AIDS Behav. 2012 Jul;16(5):1121-32. doi: 10.1007/s10461-012-0176-3.
We conducted a structural intervention to promote the female condom (FC), comparing 44 agencies randomized to a Minimal Intervention (MI) [developing action plans for promotion and free access] or an Enhanced Intervention (EI) [with the addition of counselor training]. Intervention effects were evaluated via surveys with agency directors, counselors and clients at baseline and 12 months.

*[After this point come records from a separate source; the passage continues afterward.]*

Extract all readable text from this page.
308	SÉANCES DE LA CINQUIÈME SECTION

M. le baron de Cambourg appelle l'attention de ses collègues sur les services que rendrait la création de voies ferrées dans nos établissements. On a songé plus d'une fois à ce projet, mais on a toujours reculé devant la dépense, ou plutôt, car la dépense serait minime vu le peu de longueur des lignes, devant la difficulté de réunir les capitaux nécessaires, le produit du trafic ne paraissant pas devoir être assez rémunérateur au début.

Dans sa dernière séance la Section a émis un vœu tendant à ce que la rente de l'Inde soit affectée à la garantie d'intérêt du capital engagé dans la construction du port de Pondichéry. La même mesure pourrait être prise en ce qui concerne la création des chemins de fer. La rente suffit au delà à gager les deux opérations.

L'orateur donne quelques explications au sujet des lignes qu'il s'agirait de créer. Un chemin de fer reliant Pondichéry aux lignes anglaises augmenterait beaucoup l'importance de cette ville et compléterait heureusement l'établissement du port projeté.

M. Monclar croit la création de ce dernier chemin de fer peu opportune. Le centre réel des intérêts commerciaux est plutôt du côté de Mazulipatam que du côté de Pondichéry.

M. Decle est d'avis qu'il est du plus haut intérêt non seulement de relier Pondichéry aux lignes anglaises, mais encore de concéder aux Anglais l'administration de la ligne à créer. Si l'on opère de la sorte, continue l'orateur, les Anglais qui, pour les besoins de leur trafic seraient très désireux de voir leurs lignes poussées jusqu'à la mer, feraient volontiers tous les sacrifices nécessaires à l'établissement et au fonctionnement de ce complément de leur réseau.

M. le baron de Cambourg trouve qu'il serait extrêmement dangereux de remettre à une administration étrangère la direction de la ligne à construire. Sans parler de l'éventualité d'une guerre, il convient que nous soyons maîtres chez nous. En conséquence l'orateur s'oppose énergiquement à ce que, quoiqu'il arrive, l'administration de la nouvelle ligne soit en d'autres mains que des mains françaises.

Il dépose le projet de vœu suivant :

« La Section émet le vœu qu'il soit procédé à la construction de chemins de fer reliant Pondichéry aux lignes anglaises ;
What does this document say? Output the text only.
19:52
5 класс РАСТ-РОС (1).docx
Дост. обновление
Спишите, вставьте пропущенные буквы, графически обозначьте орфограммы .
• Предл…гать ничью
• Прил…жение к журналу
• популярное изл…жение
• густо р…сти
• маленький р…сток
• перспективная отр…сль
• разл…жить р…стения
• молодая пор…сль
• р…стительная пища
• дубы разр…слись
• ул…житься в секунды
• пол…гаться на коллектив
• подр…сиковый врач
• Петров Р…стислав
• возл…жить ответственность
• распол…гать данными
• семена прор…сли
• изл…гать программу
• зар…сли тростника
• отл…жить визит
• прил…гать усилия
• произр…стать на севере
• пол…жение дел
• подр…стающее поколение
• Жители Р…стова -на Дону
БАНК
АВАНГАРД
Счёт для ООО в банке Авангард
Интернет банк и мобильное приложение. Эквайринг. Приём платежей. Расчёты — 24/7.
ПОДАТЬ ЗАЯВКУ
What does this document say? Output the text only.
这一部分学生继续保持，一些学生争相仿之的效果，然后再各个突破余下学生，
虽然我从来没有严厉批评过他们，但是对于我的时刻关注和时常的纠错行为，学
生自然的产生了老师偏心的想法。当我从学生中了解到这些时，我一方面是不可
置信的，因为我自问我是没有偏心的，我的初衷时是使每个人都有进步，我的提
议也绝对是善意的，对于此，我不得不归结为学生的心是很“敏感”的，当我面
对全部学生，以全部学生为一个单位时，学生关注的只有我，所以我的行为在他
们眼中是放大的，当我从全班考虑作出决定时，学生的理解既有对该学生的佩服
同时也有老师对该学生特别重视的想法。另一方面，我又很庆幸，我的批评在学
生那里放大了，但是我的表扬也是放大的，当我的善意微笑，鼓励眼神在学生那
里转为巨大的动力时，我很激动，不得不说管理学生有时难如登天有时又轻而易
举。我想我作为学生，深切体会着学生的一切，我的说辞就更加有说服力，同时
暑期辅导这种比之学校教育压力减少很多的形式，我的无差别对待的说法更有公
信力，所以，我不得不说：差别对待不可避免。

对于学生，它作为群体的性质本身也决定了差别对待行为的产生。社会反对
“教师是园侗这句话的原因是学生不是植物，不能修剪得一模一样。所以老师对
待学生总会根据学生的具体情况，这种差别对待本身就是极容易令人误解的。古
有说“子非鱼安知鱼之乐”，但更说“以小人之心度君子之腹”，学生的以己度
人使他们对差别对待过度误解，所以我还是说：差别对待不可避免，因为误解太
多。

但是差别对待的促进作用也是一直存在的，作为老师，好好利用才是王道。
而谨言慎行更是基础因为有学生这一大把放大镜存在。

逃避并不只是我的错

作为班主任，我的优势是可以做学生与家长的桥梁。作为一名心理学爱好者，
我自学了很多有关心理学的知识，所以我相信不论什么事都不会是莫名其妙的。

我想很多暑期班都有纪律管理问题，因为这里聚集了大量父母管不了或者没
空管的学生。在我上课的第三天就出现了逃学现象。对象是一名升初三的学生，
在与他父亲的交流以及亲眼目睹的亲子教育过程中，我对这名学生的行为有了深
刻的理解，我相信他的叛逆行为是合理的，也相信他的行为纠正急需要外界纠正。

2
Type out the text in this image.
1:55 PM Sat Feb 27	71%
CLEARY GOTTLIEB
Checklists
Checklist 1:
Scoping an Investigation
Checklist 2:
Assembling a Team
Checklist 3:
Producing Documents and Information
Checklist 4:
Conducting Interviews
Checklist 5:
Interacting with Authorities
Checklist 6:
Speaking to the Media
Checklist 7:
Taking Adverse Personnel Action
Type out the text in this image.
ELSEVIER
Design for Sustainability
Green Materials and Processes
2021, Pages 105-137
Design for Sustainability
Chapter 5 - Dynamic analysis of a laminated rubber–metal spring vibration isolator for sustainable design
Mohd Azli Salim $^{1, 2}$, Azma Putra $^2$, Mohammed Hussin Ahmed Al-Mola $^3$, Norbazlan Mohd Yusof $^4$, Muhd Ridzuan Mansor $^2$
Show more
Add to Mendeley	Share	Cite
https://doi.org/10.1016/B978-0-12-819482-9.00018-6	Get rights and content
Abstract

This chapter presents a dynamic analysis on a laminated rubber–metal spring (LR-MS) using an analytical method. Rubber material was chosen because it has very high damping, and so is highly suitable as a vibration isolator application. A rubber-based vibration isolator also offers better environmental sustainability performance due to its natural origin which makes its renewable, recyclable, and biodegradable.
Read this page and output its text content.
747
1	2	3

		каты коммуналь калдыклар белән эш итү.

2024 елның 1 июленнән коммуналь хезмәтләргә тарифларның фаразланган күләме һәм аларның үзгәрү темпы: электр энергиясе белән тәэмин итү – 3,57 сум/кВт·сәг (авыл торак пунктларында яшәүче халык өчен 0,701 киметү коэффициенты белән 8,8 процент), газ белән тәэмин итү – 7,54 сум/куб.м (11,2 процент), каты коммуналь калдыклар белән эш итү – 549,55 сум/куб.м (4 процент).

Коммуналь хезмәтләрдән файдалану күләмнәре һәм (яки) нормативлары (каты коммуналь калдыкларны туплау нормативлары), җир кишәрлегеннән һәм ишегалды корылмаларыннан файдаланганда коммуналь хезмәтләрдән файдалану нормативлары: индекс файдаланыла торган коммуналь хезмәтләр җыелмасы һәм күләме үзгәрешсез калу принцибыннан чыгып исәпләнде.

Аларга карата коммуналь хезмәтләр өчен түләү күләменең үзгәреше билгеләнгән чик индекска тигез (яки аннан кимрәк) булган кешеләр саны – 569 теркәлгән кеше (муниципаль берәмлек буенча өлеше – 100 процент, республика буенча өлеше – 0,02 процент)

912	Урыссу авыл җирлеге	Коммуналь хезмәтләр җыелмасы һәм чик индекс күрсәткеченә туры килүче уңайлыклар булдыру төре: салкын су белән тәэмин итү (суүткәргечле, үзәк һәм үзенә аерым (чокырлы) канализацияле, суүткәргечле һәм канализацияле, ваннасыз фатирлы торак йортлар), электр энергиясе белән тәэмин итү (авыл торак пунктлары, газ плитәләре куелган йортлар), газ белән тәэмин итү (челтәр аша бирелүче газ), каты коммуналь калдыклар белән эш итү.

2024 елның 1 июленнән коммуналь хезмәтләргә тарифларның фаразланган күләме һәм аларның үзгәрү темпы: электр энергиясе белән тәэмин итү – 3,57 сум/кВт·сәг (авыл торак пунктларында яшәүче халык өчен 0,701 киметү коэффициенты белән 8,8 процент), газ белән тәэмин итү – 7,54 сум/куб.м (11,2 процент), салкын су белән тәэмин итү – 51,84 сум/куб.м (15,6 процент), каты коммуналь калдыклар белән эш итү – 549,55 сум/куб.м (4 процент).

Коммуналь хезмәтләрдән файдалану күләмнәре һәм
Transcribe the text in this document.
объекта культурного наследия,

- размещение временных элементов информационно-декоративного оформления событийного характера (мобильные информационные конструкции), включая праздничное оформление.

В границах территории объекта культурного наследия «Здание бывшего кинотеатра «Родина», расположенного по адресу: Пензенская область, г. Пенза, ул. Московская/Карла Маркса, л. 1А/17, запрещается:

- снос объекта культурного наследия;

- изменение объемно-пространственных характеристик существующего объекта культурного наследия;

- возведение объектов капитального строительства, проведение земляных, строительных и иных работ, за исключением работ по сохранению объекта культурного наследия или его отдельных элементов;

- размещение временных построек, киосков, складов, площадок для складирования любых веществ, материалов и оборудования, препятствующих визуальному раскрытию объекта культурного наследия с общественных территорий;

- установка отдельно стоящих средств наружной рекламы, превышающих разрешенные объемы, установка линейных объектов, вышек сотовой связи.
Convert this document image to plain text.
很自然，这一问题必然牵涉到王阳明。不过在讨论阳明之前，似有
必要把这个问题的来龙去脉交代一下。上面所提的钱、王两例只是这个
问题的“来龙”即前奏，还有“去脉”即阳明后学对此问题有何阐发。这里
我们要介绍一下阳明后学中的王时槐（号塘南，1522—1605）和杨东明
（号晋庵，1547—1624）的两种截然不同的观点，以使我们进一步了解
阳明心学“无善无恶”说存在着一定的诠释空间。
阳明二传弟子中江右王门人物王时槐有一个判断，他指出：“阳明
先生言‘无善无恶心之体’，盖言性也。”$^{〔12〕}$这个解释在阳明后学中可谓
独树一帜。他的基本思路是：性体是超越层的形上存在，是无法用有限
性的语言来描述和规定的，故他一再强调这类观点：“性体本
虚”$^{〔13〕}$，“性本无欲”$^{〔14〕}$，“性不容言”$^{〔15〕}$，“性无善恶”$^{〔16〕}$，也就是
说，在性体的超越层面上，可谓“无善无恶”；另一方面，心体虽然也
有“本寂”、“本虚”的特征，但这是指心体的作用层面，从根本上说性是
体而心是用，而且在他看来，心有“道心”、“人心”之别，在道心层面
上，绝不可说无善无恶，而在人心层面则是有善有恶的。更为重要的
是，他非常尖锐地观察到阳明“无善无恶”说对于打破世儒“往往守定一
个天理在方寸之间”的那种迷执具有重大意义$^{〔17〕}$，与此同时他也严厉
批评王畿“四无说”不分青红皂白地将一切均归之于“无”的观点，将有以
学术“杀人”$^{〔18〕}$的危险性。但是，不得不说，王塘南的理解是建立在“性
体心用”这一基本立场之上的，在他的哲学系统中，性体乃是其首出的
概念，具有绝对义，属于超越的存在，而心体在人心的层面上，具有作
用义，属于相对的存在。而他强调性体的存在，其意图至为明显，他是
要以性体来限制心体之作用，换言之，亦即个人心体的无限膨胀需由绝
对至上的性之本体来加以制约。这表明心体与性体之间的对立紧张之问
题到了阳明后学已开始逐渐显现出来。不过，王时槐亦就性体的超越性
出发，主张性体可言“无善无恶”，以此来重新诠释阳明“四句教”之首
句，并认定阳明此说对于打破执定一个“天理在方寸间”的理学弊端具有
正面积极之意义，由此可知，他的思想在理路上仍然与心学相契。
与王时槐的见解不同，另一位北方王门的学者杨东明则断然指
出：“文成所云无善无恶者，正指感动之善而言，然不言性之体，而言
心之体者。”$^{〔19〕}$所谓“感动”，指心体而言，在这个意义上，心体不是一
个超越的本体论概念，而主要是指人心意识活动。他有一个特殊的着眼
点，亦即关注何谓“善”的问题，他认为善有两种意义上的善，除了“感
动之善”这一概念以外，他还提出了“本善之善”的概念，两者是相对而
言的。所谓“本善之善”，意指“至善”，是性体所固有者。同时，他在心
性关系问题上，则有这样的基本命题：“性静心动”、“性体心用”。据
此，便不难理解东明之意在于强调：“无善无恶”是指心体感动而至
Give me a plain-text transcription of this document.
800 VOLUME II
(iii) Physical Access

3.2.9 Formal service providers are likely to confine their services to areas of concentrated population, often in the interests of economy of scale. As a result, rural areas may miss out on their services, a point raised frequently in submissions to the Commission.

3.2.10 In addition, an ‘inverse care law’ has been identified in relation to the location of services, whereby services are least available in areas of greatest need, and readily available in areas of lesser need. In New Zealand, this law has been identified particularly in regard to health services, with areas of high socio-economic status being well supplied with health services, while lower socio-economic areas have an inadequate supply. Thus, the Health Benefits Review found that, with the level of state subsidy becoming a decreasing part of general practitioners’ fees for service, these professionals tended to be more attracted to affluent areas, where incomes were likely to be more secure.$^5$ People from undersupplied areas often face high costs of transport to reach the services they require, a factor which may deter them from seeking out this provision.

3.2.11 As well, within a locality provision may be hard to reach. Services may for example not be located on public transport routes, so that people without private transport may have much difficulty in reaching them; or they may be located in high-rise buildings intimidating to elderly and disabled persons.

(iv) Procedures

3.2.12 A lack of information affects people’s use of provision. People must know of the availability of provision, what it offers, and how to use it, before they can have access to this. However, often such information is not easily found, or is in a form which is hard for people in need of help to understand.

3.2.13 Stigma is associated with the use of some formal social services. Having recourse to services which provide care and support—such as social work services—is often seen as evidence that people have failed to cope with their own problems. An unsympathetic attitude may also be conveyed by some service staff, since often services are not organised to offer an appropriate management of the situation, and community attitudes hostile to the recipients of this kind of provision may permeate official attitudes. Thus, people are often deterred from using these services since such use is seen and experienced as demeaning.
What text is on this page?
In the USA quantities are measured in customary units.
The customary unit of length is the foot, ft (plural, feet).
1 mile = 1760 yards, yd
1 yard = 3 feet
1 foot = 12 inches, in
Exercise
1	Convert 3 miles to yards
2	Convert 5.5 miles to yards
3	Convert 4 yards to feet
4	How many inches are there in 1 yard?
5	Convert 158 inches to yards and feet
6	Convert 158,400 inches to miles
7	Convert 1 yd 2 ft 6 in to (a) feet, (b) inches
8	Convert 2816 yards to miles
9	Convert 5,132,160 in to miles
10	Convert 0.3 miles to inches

Agency-level outcomes of the FC did not differ between the two interventions at follow-up. Counselors in the EI showed significantly greater gains in FC knowledge and positive attitudes, although there was no difference in the proportion of clients counseled on the FC, which significantly increased in both conditions. There was a greater increase in intention to use the FC among clients in EI agencies. Intervention effects were stronger in medical agencies. Findings suggest that making subsidized FCs available and assisting agencies to formulate action plans led to increased FC promotion. Limitations and implications for future research and intervention efforts are discussed.
我们进行了一项结构干预措施以推广女用避孕套(FC),将 44 家机构随机分为最小干预(MI)组[制定促进和免费获取的行动计划]或增强干预(EI)组[增加顾问培训]。通过在基线和 12 个月时对机构主管、顾问和客户进行调查,评估干预效果。在随访时,两种干预措施对 FC 的机构结果没有差异。尽管在接受 FC 咨询的客户比例方面没有差异,但 EI 中的顾问在 FC 知识和积极态度方面的收益显著增加,这两种情况都显著增加。EI 机构中的客户使用 FC 的意愿增加幅度更大。在医疗服务机构中,干预效果更强。研究结果表明,提供补贴的 FC 和协助机构制定行动计划可促进 FC 的推广。讨论了限制因素和对未来研究和干预措施的影响。